I am here: 41 0.073 N 73 41.175 W
Yay! It’s here again! The Bessler boys are at it again. We hiked our favorite section of the AT up West Mountain near Bear Mountain to the great West Mountain Shelter and spent the night. In the morning, we climbed down again and made it home in time for lunch. This was Gabriel Thoreau’s first real backpacking overnight and he did great despite his obvious allergies. He even spotted a baby brown snake which we had a chance to play with before "letting him go home to his mommy and tatty." We ate Macaroni and Cheese and pitched a tent inside the shelter. Noah Darwin and Gabriel Thoreau loved hiking with Tatty Humboldt and can’t wait to do it again. Thoreau made sure to tell me that next time he wants to do this EXACT trip again.
We walked home today from our friends’ house in the snow. This was a very early snow, being October 29th. I can’t remember ever seeing so many branches in the streets. Every few minutes, you could hear entire trees crackling as their roots tore from the ground and their branches cracked against other branches, followed by the softer crash as the entire bole hit the forest floor. Those trees left standing had their branches weighed down at their sides, or along the ground where they used to fly tens of feet above the ground. Outside our apartment window, the row of bushes which, on other days would rise above our terrace, now were flattened to only a few feet from the ground.
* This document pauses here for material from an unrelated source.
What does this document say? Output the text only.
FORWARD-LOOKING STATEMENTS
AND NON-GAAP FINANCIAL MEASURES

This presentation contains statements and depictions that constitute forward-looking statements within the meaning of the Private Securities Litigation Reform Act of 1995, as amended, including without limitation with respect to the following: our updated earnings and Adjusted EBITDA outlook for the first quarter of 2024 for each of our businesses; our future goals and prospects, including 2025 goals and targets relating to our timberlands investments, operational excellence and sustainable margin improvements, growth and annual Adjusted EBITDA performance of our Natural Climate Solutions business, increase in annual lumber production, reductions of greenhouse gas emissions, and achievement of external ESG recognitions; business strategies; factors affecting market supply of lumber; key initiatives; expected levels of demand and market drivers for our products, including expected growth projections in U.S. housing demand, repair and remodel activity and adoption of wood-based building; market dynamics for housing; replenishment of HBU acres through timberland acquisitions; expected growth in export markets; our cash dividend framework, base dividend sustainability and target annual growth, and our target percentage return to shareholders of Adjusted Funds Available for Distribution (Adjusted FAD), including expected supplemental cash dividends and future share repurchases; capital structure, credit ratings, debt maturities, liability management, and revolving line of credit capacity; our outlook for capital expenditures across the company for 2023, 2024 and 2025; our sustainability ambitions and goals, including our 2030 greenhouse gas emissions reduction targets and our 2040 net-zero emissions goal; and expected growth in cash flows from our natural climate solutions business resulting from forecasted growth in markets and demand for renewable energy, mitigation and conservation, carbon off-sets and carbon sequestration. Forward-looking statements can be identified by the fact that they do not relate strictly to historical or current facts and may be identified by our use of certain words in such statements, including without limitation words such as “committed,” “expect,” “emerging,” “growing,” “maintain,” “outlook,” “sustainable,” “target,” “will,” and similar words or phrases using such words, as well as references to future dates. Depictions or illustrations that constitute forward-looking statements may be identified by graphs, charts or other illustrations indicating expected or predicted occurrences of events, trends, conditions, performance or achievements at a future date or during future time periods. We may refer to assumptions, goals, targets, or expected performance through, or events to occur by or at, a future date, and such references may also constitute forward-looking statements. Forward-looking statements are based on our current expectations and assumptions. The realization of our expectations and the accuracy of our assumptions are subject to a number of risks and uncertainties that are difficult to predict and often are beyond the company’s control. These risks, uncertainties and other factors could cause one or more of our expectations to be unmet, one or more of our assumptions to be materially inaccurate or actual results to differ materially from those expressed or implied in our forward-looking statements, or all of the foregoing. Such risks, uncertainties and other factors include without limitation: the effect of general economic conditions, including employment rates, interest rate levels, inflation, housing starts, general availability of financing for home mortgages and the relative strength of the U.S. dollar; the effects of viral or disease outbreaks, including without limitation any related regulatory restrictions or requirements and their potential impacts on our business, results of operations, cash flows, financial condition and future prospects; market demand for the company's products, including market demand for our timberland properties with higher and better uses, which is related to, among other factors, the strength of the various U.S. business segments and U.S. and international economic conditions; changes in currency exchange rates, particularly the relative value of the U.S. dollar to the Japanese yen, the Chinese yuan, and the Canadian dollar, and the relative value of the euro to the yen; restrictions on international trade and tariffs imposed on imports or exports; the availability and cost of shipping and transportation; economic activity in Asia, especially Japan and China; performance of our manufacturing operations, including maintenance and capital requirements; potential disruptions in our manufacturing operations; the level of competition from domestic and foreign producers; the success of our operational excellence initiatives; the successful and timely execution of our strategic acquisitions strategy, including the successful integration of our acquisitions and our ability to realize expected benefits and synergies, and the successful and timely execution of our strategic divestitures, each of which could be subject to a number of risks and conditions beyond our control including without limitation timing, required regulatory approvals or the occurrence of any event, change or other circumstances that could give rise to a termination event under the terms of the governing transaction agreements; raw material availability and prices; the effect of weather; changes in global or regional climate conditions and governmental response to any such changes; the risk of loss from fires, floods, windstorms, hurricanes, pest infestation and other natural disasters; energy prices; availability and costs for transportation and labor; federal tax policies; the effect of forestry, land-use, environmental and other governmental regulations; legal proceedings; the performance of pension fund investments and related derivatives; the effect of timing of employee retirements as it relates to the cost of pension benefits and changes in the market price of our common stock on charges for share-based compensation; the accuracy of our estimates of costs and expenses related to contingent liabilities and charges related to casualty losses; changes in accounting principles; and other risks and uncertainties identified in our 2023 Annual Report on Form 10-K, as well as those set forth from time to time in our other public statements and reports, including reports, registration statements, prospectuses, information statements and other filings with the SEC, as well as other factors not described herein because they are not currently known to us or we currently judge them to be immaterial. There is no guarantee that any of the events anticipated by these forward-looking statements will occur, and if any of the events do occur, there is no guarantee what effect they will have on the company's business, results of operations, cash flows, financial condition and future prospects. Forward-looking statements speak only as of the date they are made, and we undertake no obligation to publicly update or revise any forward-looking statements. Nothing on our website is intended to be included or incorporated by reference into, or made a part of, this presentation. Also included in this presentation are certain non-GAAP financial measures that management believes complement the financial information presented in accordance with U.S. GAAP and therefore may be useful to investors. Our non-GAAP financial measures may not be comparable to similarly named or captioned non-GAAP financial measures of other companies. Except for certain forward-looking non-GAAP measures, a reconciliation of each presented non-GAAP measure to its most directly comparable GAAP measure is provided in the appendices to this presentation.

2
It reminded me of the following paragraph from Muir’s The Mountains of California.
… No other of our alpine conifers so finely veils its strength. Its delicate branches yield to the mountains’ gentlest breath; yet is it strong to meet the wildest onsets of the gale,—strong not in resistance, but compliance, bowing, snow-laden, to the ground, gracefully accepting burial month after month in the darkness beneath the heavy mantle of winter.
When the first soft snow begins to fall, the flakes lodge in the leaves, weighing down the branches against the trunk. Then the axis bends yet lower and lower, until the slender top touches the ground, thus forming a fine ornamental arch. The snow still falls lavishly, and the whole tree is at length buried, to sleep and rest in its beautiful grave as though dead. Entire groves of young trees, from ten to forty feet high, are thus buried every winter like slender grasses. But, like the violets and daisies which the heaviest snows crush not, they are safe. It is as though this were only Nature’s method of putting her darlings to sleep instead of leaving them exposed to the biting storms of winter.
Thus warmly wrapped they await the summer resurrection. The snow becomes soft in the sunshine, and freezes at night, making the mass hard and compact, like ice, so that during the months of April and May you can ride a horse over the prostrate groves without catching sight of a single leaf. At length the down-pouring sunshine sets them free. First the elastic tops of the arches begin to appear, then one branch after another, each springing loose with a gentle rustling sound, and at length the whole tree, with the assistance of the winds, gradually unbends and rises and settles back into its place in the warm air, as dry and feathery and fresh as young ferns just out of the coil.